Erdebebenschäden noch sichtbar 

Etwas aus der Reihe der rund 170 noch unbesuchten italienischen Diözesen und Territorialabteien fielen die nächste Ziele: Carpi und Mirandola, Kleinstädte in der Emilia-Romagna bei Modena. Bei einem Erdbeben im Mai 2012 erlitten Wirtschaft und Gebäude beträchtliche Schäden; die Zahl der Toten betrug einen Bruchteil der Opfer in Mittelitalien im Herbst 2016.

Dennoch kam der Papst knapp fünf Jahre danach, am 2. April, spendete trauernden Angehörigen Trost und ermutigte die Menschen, nicht an den Schwierigkeiten des Alltags zu verzagen. Die Tränen der Besuchten, als Franziskus sprach, waren echt. Aber man konnte sich fragen, warum eigens der Papst den Wiederaufbau ankurbeln sollte und warum der Dom von Mirandola seit dem Beben noch immer eingerüstet und unbenutzbar ist.

Kritik an Spekulanten 

Auch in Genua, wieder einem traditionsreichen Erzbistum, setzte Franziskus Ende Mai einen eigenen Akzent. In den Blickpunkt rückte er den angeschlagenen Stahlkonzern ILVA. Tags zuvor war eine Übernahmelösung in trockene Tücher gekommen; Tausende Stahlwerker konnten aufatmen. Es musste Labsal für ihre Seelen sein, dass der Papst Beschäftigung für alle forderte und Spekulantentum geißelte.

Ohne gute Verteilung von Arbeit gerieten die Demokratie und der gesamte Sozialpakt in Gefahr, warnte er.

Worte in der Provinz 

Dass Franziskus bei seinem Besuch in Bologna am 1. Oktober zuerst mit jungen Nordafrikanern in einem Verteilzentrum für Migranten zusammentreffen will, kann kaum überraschen. Solche Begegnungen gehören für ihn quasi zum Pflichtprogramm, ebenso wie das Ziel Bologna selbst ein Zeichen ist, dass er die großen Bischofssitze Italiens nicht außer Acht lässt. Spekulationen über eine Spontanreise nach Sizilien zu Organisationen auf dem Feld der Flüchtlingsarbeit sind unterdessen abgekühlt. Abwegig sind sie nicht.

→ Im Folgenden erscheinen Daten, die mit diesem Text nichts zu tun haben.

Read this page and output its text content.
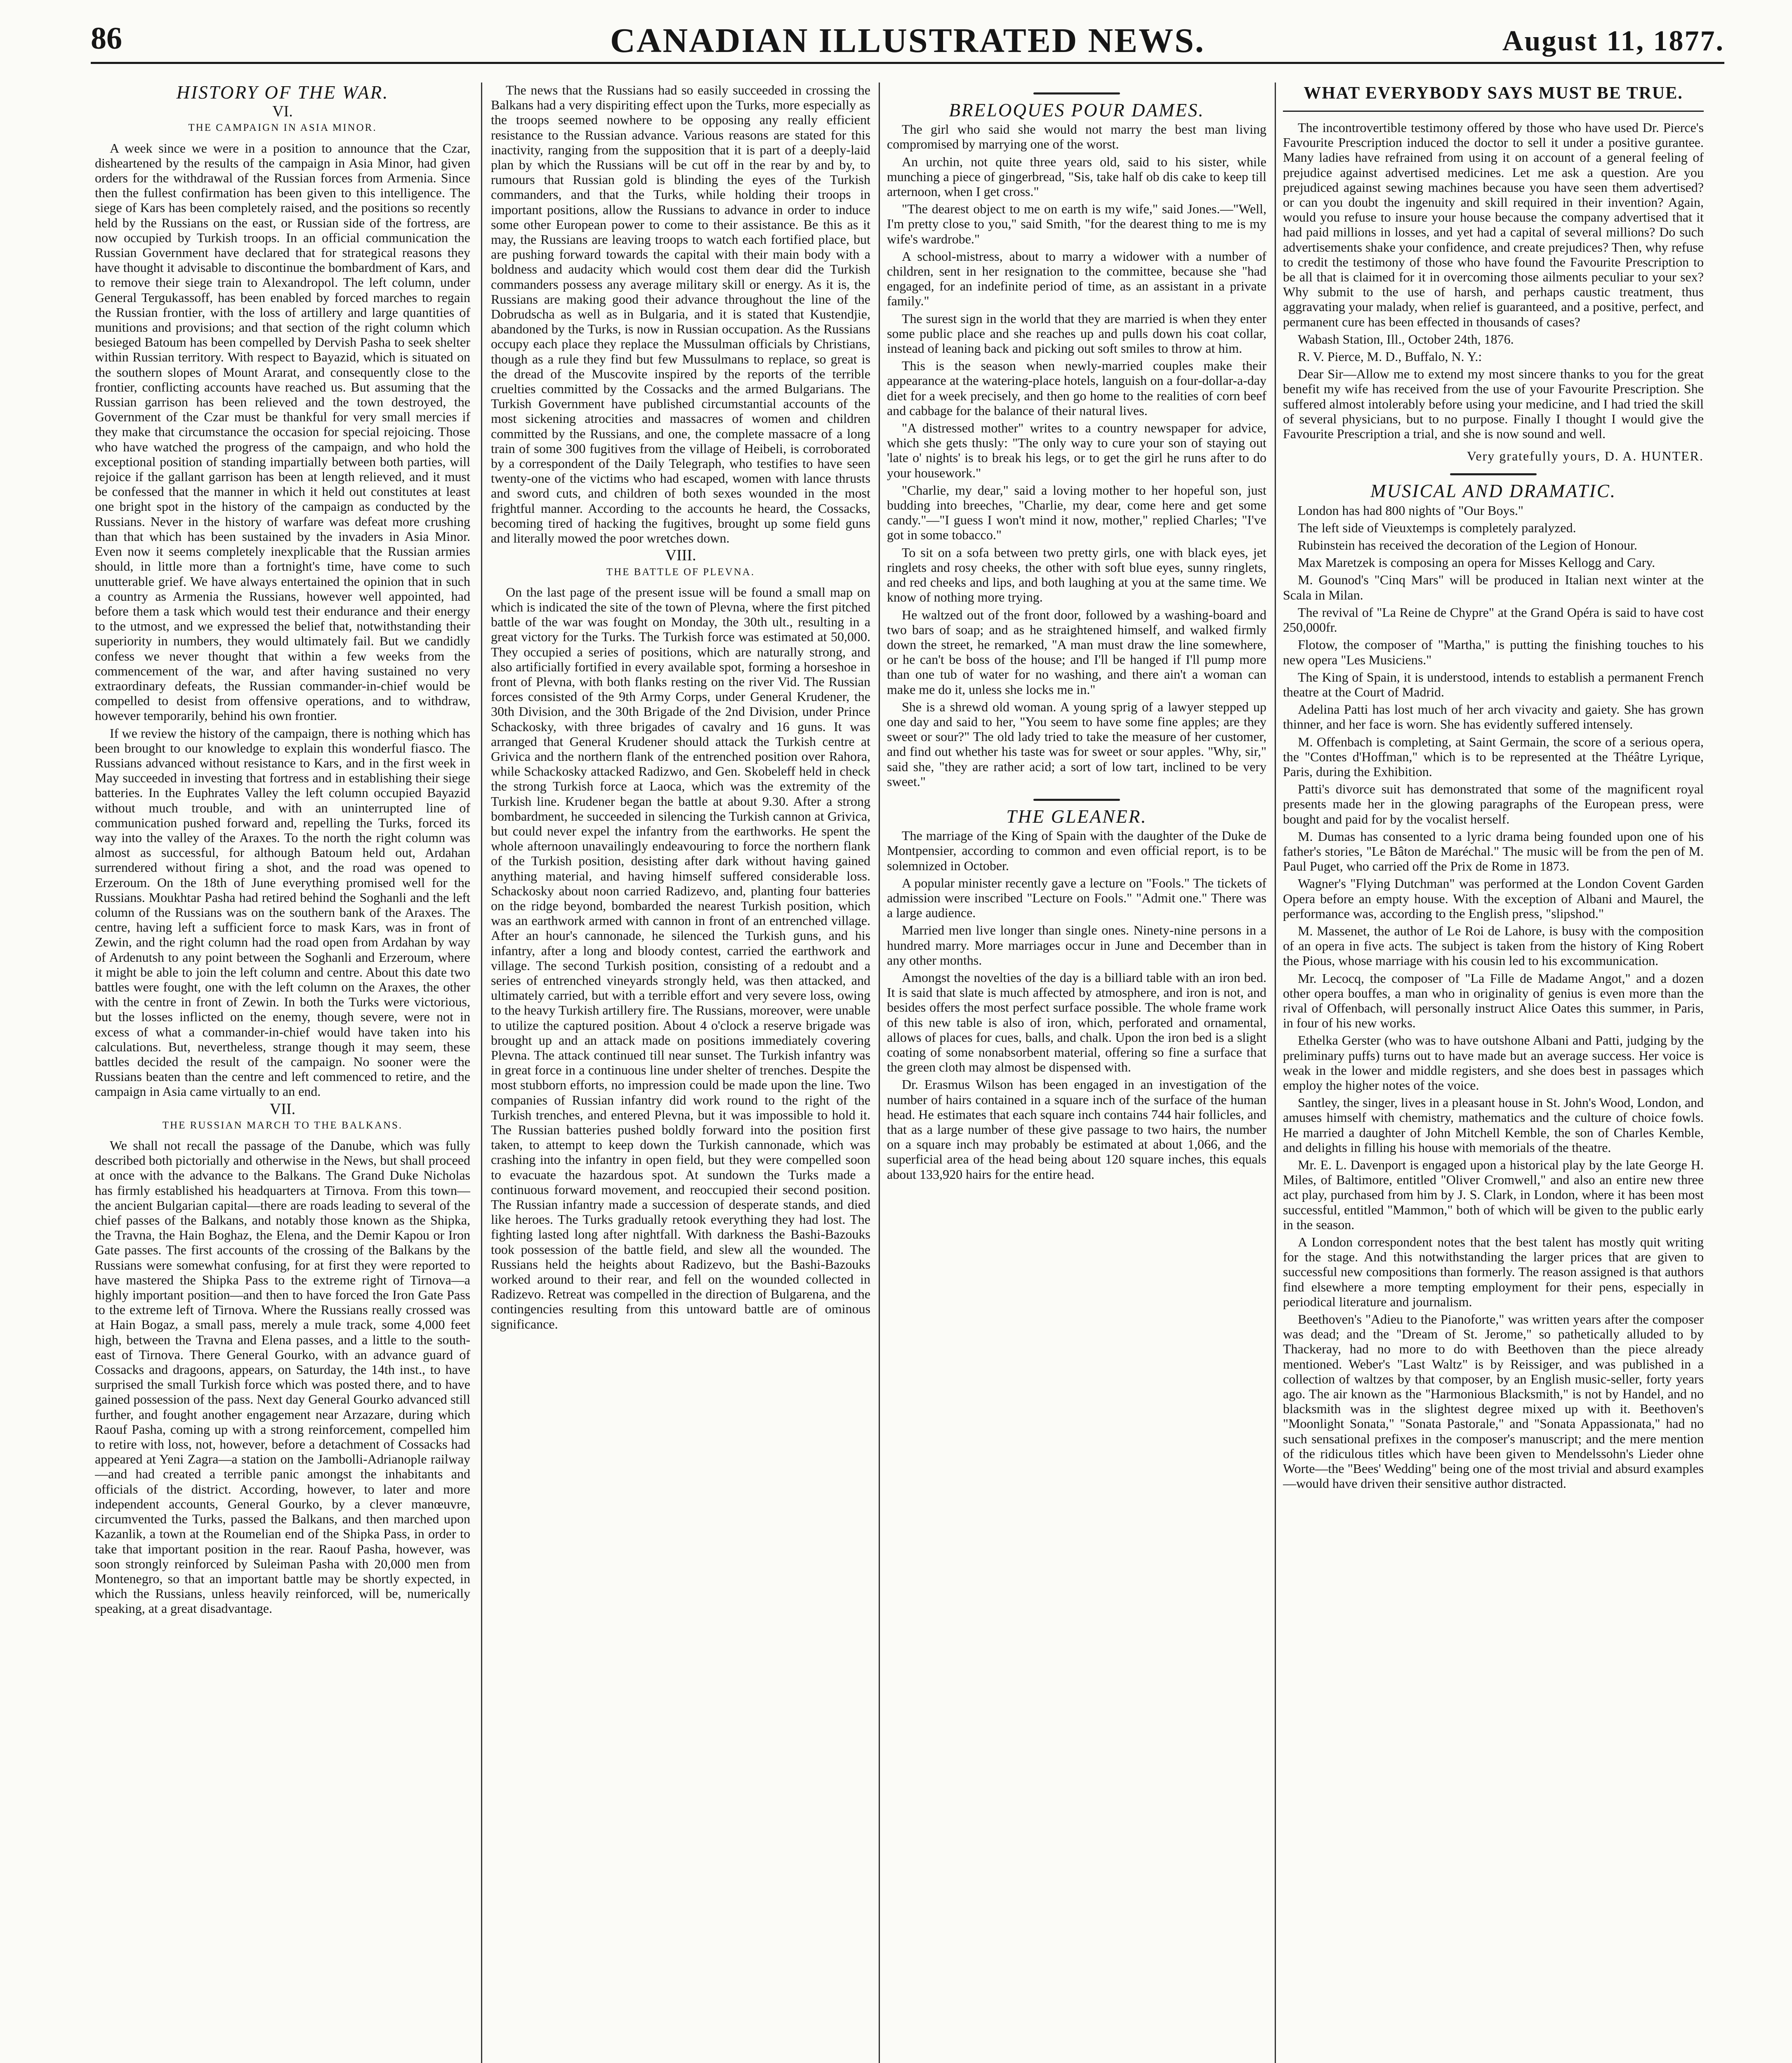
86	CANADIAN ILLUSTRATED NEWS.	August 11, 1877.
HISTORY OF THE WAR.
VI.
THE CAMPAIGN IN ASIA MINOR.

A week since we were in a position to announce that the Czar, disheartened by the results of the campaign in Asia Minor, had given orders for the withdrawal of the Russian forces from Armenia. Since then the fullest confirmation has been given to this intelligence. The siege of Kars has been completely raised, and the positions so recently held by the Russians on the east, or Russian side of the fortress, are now occupied by Turkish troops. In an official communication the Russian Government have declared that for strategical reasons they have thought it advisable to discontinue the bombardment of Kars, and to remove their siege train to Alexandropol. The left column, under General Tergukassoff, has been enabled by forced marches to regain the Russian frontier, with the loss of artillery and large quantities of munitions and provisions; and that section of the right column which besieged Batoum has been compelled by Dervish Pasha to seek shelter within Russian territory. With respect to Bayazid, which is situated on the southern slopes of Mount Ararat, and consequently close to the frontier, conflicting accounts have reached us. But assuming that the Russian garrison has been relieved and the town destroyed, the Government of the Czar must be thankful for very small mercies if they make that circumstance the occasion for special rejoicing. Those who have watched the progress of the campaign, and who hold the exceptional position of standing impartially between both parties, will rejoice if the gallant garrison has been at length relieved, and it must be confessed that the manner in which it held out constitutes at least one bright spot in the history of the campaign as conducted by the Russians. Never in the history of warfare was defeat more crushing than that which has been sustained by the invaders in Asia Minor. Even now it seems completely inexplicable that the Russian armies should, in little more than a fortnight's time, have come to such unutterable grief. We have always entertained the opinion that in such a country as Armenia the Russians, however well appointed, had before them a task which would test their endurance and their energy to the utmost, and we expressed the belief that, notwithstanding their superiority in numbers, they would ultimately fail. But we candidly confess we never thought that within a few weeks from the commencement of the war, and after having sustained no very extraordinary defeats, the Russian commander-in-chief would be compelled to desist from offensive operations, and to withdraw, however temporarily, behind his own frontier.

If we review the history of the campaign, there is nothing which has been brought to our knowledge to explain this wonderful fiasco. The Russians advanced without resistance to Kars, and in the first week in May succeeded in investing that fortress and in establishing their siege batteries. In the Euphrates Valley the left column occupied Bayazid without much trouble, and with an uninterrupted line of communication pushed forward and, repelling the Turks, forced its way into the valley of the Araxes. To the north the right column was almost as successful, for although Batoum held out, Ardahan surrendered without firing a shot, and the road was opened to Erzeroum. On the 18th of June everything promised well for the Russians. Moukhtar Pasha had retired behind the Soghanli and the left column of the Russians was on the southern bank of the Araxes. The centre, having left a sufficient force to mask Kars, was in front of Zewin, and the right column had the road open from Ardahan by way of Ardenutsh to any point between the Soghanli and Erzeroum, where it might be able to join the left column and centre. About this date two battles were fought, one with the left column on the Araxes, the other with the centre in front of Zewin. In both the Turks were victorious, but the losses inflicted on the enemy, though severe, were not in excess of what a commander-in-chief would have taken into his calculations. But, nevertheless, strange though it may seem, these battles decided the result of the campaign. No sooner were the Russians beaten than the centre and left commenced to retire, and the campaign in Asia came virtually to an end.

VII.
THE RUSSIAN MARCH TO THE BALKANS.

We shall not recall the passage of the Danube, which was fully described both pictorially and otherwise in the News, but shall proceed at once with the advance to the Balkans. The Grand Duke Nicholas has firmly established his headquarters at Tirnova. From this town—the ancient Bulgarian capital—there are roads leading to several of the chief passes of the Balkans, and notably those known as the Shipka, the Travna, the Hain Boghaz, the Elena, and the Demir Kapou or Iron Gate passes. The first accounts of the crossing of the Balkans by the Russians were somewhat confusing, for at first they were reported to have mastered the Shipka Pass to the extreme right of Tirnova—a highly important position—and then to have forced the Iron Gate Pass to the extreme left of Tirnova. Where the Russians really crossed was at Hain Bogaz, a small pass, merely a mule track, some 4,000 feet high, between the Travna and Elena passes, and a little to the south-east of Tirnova. There General Gourko, with an advance guard of Cossacks and dragoons, appears, on Saturday, the 14th inst., to have surprised the small Turkish force which was posted there, and to have gained possession of the pass. Next day General Gourko advanced still further, and fought another engagement near Arzazare, during which Raouf Pasha, coming up with a strong reinforcement, compelled him to retire with loss, not, however, before a detachment of Cossacks had appeared at Yeni Zagra—a station on the Jambolli-Adrianople railway—and had created a terrible panic amongst the inhabitants and officials of the district. According, however, to later and more independent accounts, General Gourko, by a clever manœuvre, circumvented the Turks, passed the Balkans, and then marched upon Kazanlik, a town at the Roumelian end of the Shipka Pass, in order to take that important position in the rear. Raouf Pasha, however, was soon strongly reinforced by Suleiman Pasha with 20,000 men from Montenegro, so that an important battle may be shortly expected, in which the Russians, unless heavily reinforced, will be, numerically speaking, at a great disadvantage.

The news that the Russians had so easily succeeded in crossing the Balkans had a very dispiriting effect upon the Turks, more especially as the troops seemed nowhere to be opposing any really efficient resistance to the Russian advance. Various reasons are stated for this inactivity, ranging from the supposition that it is part of a deeply-laid plan by which the Russians will be cut off in the rear by and by, to rumours that Russian gold is blinding the eyes of the Turkish commanders, and that the Turks, while holding their troops in important positions, allow the Russians to advance in order to induce some other European power to come to their assistance. Be this as it may, the Russians are leaving troops to watch each fortified place, but are pushing forward towards the capital with their main body with a boldness and audacity which would cost them dear did the Turkish commanders possess any average military skill or energy. As it is, the Russians are making good their advance throughout the line of the Dobrudscha as well as in Bulgaria, and it is stated that Kustendjie, abandoned by the Turks, is now in Russian occupation. As the Russians occupy each place they replace the Mussulman officials by Christians, though as a rule they find but few Mussulmans to replace, so great is the dread of the Muscovite inspired by the reports of the terrible cruelties committed by the Cossacks and the armed Bulgarians. The Turkish Government have published circumstantial accounts of the most sickening atrocities and massacres of women and children committed by the Russians, and one, the complete massacre of a long train of some 300 fugitives from the village of Heibeli, is corroborated by a correspondent of the Daily Telegraph, who testifies to have seen twenty-one of the victims who had escaped, women with lance thrusts and sword cuts, and children of both sexes wounded in the most frightful manner. According to the accounts he heard, the Cossacks, becoming tired of hacking the fugitives, brought up some field guns and literally mowed the poor wretches down.

VIII.
THE BATTLE OF PLEVNA.

On the last page of the present issue will be found a small map on which is indicated the site of the town of Plevna, where the first pitched battle of the war was fought on Monday, the 30th ult., resulting in a great victory for the Turks. The Turkish force was estimated at 50,000. They occupied a series of positions, which are naturally strong, and also artificially fortified in every available spot, forming a horseshoe in front of Plevna, with both flanks resting on the river Vid. The Russian forces consisted of the 9th Army Corps, under General Krudener, the 30th Division, and the 30th Brigade of the 2nd Division, under Prince Schackosky, with three brigades of cavalry and 16 guns. It was arranged that General Krudener should attack the Turkish centre at Grivica and the northern flank of the entrenched position over Rahora, while Schackosky attacked Radizwo, and Gen. Skobeleff held in check the strong Turkish force at Laoca, which was the extremity of the Turkish line. Krudener began the battle at about 9.30. After a strong bombardment, he succeeded in silencing the Turkish cannon at Grivica, but could never expel the infantry from the earthworks. He spent the whole afternoon unavailingly endeavouring to force the northern flank of the Turkish position, desisting after dark without having gained anything material, and having himself suffered considerable loss. Schackosky about noon carried Radizevo, and, planting four batteries on the ridge beyond, bombarded the nearest Turkish position, which was an earthwork armed with cannon in front of an entrenched village. After an hour's cannonade, he silenced the Turkish guns, and his infantry, after a long and bloody contest, carried the earthwork and village. The second Turkish position, consisting of a redoubt and a series of entrenched vineyards strongly held, was then attacked, and ultimately carried, but with a terrible effort and very severe loss, owing to the heavy Turkish artillery fire. The Russians, moreover, were unable to utilize the captured position. About 4 o'clock a reserve brigade was brought up and an attack made on positions immediately covering Plevna. The attack continued till near sunset. The Turkish infantry was in great force in a continuous line under shelter of trenches. Despite the most stubborn efforts, no impression could be made upon the line. Two companies of Russian infantry did work round to the right of the Turkish trenches, and entered Plevna, but it was impossible to hold it. The Russian batteries pushed boldly forward into the position first taken, to attempt to keep down the Turkish cannonade, which was crashing into the infantry in open field, but they were compelled soon to evacuate the hazardous spot. At sundown the Turks made a continuous forward movement, and reoccupied their second position. The Russian infantry made a succession of desperate stands, and died like heroes. The Turks gradually retook everything they had lost. The fighting lasted long after nightfall. With darkness the Bashi-Bazouks took possession of the battle field, and slew all the wounded. The Russians held the heights about Radizevo, but the Bashi-Bazouks worked around to their rear, and fell on the wounded collected in Radizevo. Retreat was compelled in the direction of Bulgarena, and the contingencies resulting from this untoward battle are of ominous significance.

BRELOQUES POUR DAMES.

The girl who said she would not marry the best man living compromised by marrying one of the worst.

An urchin, not quite three years old, said to his sister, while munching a piece of gingerbread, "Sis, take half ob dis cake to keep till arternoon, when I get cross."

"The dearest object to me on earth is my wife," said Jones.—"Well, I'm pretty close to you," said Smith, "for the dearest thing to me is my wife's wardrobe."

A school-mistress, about to marry a widower with a number of children, sent in her resignation to the committee, because she "had engaged, for an indefinite period of time, as an assistant in a private family."

The surest sign in the world that they are married is when they enter some public place and she reaches up and pulls down his coat collar, instead of leaning back and picking out soft smiles to throw at him.

This is the season when newly-married couples make their appearance at the watering-place hotels, languish on a four-dollar-a-day diet for a week precisely, and then go home to the realities of corn beef and cabbage for the balance of their natural lives.

"A distressed mother" writes to a country newspaper for advice, which she gets thusly: "The only way to cure your son of staying out 'late o' nights' is to break his legs, or to get the girl he runs after to do your housework."

"Charlie, my dear," said a loving mother to her hopeful son, just budding into breeches, "Charlie, my dear, come here and get some candy."—"I guess I won't mind it now, mother," replied Charles; "I've got in some tobacco."

To sit on a sofa between two pretty girls, one with black eyes, jet ringlets and rosy cheeks, the other with soft blue eyes, sunny ringlets, and red cheeks and lips, and both laughing at you at the same time. We know of nothing more trying.

He waltzed out of the front door, followed by a washing-board and two bars of soap; and as he straightened himself, and walked firmly down the street, he remarked, "A man must draw the line somewhere, or he can't be boss of the house; and I'll be hanged if I'll pump more than one tub of water for no washing, and there ain't a woman can make me do it, unless she locks me in."

She is a shrewd old woman. A young sprig of a lawyer stepped up one day and said to her, "You seem to have some fine apples; are they sweet or sour?" The old lady tried to take the measure of her customer, and find out whether his taste was for sweet or sour apples. "Why, sir," said she, "they are rather acid; a sort of low tart, inclined to be very sweet."

THE GLEANER.

The marriage of the King of Spain with the daughter of the Duke de Montpensier, according to common and even official report, is to be solemnized in October.

A popular minister recently gave a lecture on "Fools." The tickets of admission were inscribed "Lecture on Fools." "Admit one." There was a large audience.

Married men live longer than single ones. Ninety-nine persons in a hundred marry. More marriages occur in June and December than in any other months.

Amongst the novelties of the day is a billiard table with an iron bed. It is said that slate is much affected by atmosphere, and iron is not, and besides offers the most perfect surface possible. The whole frame work of this new table is also of iron, which, perforated and ornamental, allows of places for cues, balls, and chalk. Upon the iron bed is a slight coating of some nonabsorbent material, offering so fine a surface that the green cloth may almost be dispensed with.

Dr. Erasmus Wilson has been engaged in an investigation of the number of hairs contained in a square inch of the surface of the human head. He estimates that each square inch contains 744 hair follicles, and that as a large number of these give passage to two hairs, the number on a square inch may probably be estimated at about 1,066, and the superficial area of the head being about 120 square inches, this equals about 133,920 hairs for the entire head.

WHAT EVERYBODY SAYS MUST BE TRUE.

The incontrovertible testimony offered by those who have used Dr. Pierce's Favourite Prescription induced the doctor to sell it under a positive gurantee. Many ladies have refrained from using it on account of a general feeling of prejudice against advertised medicines. Let me ask a question. Are you prejudiced against sewing machines because you have seen them advertised? or can you doubt the ingenuity and skill required in their invention? Again, would you refuse to insure your house because the company advertised that it had paid millions in losses, and yet had a capital of several millions? Do such advertisements shake your confidence, and create prejudices? Then, why refuse to credit the testimony of those who have found the Favourite Prescription to be all that is claimed for it in overcoming those ailments peculiar to your sex? Why submit to the use of harsh, and perhaps caustic treatment, thus aggravating your malady, when relief is guaranteed, and a positive, perfect, and permanent cure has been effected in thousands of cases?

Wabash Station, Ill., October 24th, 1876.

R. V. Pierce, M. D., Buffalo, N. Y.:

Dear Sir—Allow me to extend my most sincere thanks to you for the great benefit my wife has received from the use of your Favourite Prescription. She suffered almost intolerably before using your medicine, and I had tried the skill of several physicians, but to no purpose. Finally I thought I would give the Favourite Prescription a trial, and she is now sound and well.

Very gratefully yours, D. A. HUNTER.
MUSICAL AND DRAMATIC.

London has had 800 nights of "Our Boys."

The left side of Vieuxtemps is completely paralyzed.

Rubinstein has received the decoration of the Legion of Honour.

Max Maretzek is composing an opera for Misses Kellogg and Cary.

M. Gounod's "Cinq Mars" will be produced in Italian next winter at the Scala in Milan.

The revival of "La Reine de Chypre" at the Grand Opéra is said to have cost 250,000fr.

Flotow, the composer of "Martha," is putting the finishing touches to his new opera "Les Musiciens."

The King of Spain, it is understood, intends to establish a permanent French theatre at the Court of Madrid.

Adelina Patti has lost much of her arch vivacity and gaiety. She has grown thinner, and her face is worn. She has evidently suffered intensely.

M. Offenbach is completing, at Saint Germain, the score of a serious opera, the "Contes d'Hoffman," which is to be represented at the Théâtre Lyrique, Paris, during the Exhibition.

Patti's divorce suit has demonstrated that some of the magnificent royal presents made her in the glowing paragraphs of the European press, were bought and paid for by the vocalist herself.

M. Dumas has consented to a lyric drama being founded upon one of his father's stories, "Le Bâton de Maréchal." The music will be from the pen of M. Paul Puget, who carried off the Prix de Rome in 1873.

Wagner's "Flying Dutchman" was performed at the London Covent Garden Opera before an empty house. With the exception of Albani and Maurel, the performance was, according to the English press, "slipshod."

M. Massenet, the author of Le Roi de Lahore, is busy with the composition of an opera in five acts. The subject is taken from the history of King Robert the Pious, whose marriage with his cousin led to his excommunication.

Mr. Lecocq, the composer of "La Fille de Madame Angot," and a dozen other opera bouffes, a man who in originality of genius is even more than the rival of Offenbach, will personally instruct Alice Oates this summer, in Paris, in four of his new works.

Ethelka Gerster (who was to have outshone Albani and Patti, judging by the preliminary puffs) turns out to have made but an average success. Her voice is weak in the lower and middle registers, and she does best in passages which employ the higher notes of the voice.

Santley, the singer, lives in a pleasant house in St. John's Wood, London, and amuses himself with chemistry, mathematics and the culture of choice fowls. He married a daughter of John Mitchell Kemble, the son of Charles Kemble, and delights in filling his house with memorials of the theatre.

Mr. E. L. Davenport is engaged upon a historical play by the late George H. Miles, of Baltimore, entitled "Oliver Cromwell," and also an entire new three act play, purchased from him by J. S. Clark, in London, where it has been most successful, entitled "Mammon," both of which will be given to the public early in the season.

A London correspondent notes that the best talent has mostly quit writing for the stage. And this notwithstanding the larger prices that are given to successful new compositions than formerly. The reason assigned is that authors find elsewhere a more tempting employment for their pens, especially in periodical literature and journalism.

Beethoven's "Adieu to the Pianoforte," was written years after the composer was dead; and the "Dream of St. Jerome," so pathetically alluded to by Thackeray, had no more to do with Beethoven than the piece already mentioned. Weber's "Last Waltz" is by Reissiger, and was published in a collection of waltzes by that composer, by an English music-seller, forty years ago. The air known as the "Harmonious Blacksmith," is not by Handel, and no blacksmith was in the slightest degree mixed up with it. Beethoven's "Moonlight Sonata," "Sonata Pastorale," and "Sonata Appassionata," had no such sensational prefixes in the composer's manuscript; and the mere mention of the ridiculous titles which have been given to Mendelssohn's Lieder ohne Worte—the "Bees' Wedding" being one of the most trivial and absurd examples—would have driven their sensitive author distracted.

Fest steht: Was Franziskus zu sagen hat, spart er sich nicht für große Orte auf. Das Grab von Don Primo in Bozzolo wählte er für etwas Grundsätzliches: Die Pfarrer seien die Stärke der Kirche in Italien. "Wenn sie das Gesicht eines nichtklerikalen Klerus sind, dann begründen sie ein wirkliches Lehramt der Pfarrer, das allen so gut tut." Gesprochen in der Provinz, adressiert an jeden, der Ohren hat zu hören.